Les satellites mesurent désormais les émissions de méthane installation par installation

Les satellites mesurent désormais les émissions de méthane installation par installation
nvisible à l'œil nu, le méthane est pourtant l'un des principaux gaz à effet de serre responsables du réchauffement climatique. Son pouvoir de réchauffement est environ 80 fois supérieur à celui du dioxyde de carbone sur une période de vingt ans. Réduire ses émissions constitue donc l'un des moyens les plus rapides de ralentir le changement climatique. Encore faut-il savoir précisément d'où elles proviennent.

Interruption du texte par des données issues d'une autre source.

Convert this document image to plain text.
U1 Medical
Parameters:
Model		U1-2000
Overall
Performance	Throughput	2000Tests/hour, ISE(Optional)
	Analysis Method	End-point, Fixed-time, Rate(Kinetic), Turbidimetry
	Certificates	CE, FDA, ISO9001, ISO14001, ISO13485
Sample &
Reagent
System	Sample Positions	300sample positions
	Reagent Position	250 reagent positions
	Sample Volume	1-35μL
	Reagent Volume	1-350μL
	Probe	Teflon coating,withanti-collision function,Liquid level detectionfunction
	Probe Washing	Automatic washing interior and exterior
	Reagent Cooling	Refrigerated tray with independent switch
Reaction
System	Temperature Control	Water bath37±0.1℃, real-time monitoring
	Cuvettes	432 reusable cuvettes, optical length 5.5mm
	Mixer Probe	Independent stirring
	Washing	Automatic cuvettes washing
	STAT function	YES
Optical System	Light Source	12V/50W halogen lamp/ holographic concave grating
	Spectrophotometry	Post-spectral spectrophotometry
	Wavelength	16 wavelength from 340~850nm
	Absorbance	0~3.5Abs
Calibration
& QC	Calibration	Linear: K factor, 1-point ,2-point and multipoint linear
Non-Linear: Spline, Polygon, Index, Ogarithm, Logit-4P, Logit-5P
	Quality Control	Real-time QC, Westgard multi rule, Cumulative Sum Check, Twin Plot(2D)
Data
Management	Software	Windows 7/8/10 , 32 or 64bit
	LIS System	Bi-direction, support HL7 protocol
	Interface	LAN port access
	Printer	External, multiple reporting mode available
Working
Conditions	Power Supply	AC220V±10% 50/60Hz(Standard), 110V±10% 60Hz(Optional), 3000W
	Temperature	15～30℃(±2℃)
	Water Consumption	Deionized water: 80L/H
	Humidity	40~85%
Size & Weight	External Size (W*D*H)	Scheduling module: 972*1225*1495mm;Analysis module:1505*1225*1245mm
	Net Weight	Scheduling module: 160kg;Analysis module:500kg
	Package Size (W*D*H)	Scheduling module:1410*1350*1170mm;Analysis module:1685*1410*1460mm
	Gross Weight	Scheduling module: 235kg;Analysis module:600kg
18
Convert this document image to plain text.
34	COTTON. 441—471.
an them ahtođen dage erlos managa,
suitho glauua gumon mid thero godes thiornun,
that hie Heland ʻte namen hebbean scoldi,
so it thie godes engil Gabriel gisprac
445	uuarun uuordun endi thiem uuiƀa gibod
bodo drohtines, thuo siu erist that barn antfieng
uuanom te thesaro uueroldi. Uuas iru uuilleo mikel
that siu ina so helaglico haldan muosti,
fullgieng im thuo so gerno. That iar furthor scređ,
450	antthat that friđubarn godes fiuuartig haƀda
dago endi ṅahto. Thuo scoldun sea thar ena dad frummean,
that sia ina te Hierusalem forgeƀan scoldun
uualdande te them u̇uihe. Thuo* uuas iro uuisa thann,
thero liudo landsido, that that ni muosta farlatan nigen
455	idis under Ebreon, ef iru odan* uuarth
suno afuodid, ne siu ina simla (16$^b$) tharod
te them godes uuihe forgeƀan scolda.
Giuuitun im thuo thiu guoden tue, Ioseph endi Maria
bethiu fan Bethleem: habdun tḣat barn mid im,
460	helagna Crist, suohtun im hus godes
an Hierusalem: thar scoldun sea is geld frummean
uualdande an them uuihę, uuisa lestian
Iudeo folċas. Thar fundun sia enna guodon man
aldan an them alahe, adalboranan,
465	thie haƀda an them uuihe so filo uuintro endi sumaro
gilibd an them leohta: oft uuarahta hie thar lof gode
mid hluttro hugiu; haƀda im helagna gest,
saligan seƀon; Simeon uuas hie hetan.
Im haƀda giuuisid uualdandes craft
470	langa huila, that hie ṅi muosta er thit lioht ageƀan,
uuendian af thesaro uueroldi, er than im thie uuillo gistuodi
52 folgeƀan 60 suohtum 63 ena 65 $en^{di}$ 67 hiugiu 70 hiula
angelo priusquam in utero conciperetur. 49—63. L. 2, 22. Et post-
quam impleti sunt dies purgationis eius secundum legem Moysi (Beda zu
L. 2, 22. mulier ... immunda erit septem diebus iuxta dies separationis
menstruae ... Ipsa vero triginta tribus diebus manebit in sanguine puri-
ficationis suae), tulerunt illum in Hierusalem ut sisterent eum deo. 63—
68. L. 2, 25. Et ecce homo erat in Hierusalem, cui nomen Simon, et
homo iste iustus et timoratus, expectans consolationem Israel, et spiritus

Cette capacité de surveillance a longtemps reposé sur des déclarations des exploitants et sur des campagnes de mesure réalisées au sol. Depuis quelques années, une nouvelle génération de satellites bouleverse cette approche. Capables de détecter des panaches de méthane avec une précision inédite, ils permettent désormais d’identifier les émissions jusqu’à l’échelle d’une installation industrielle.

Une surveillance mondiale qui change d’échelle

Grâce aux progrès des capteurs embarqués et de l’imagerie hyperspectrale, plusieurs satellites peuvent désormais localiser des fuites provenant de puits pétroliers, de gazoducs, de décharges, de mines de charbon ou de grands sites industriels.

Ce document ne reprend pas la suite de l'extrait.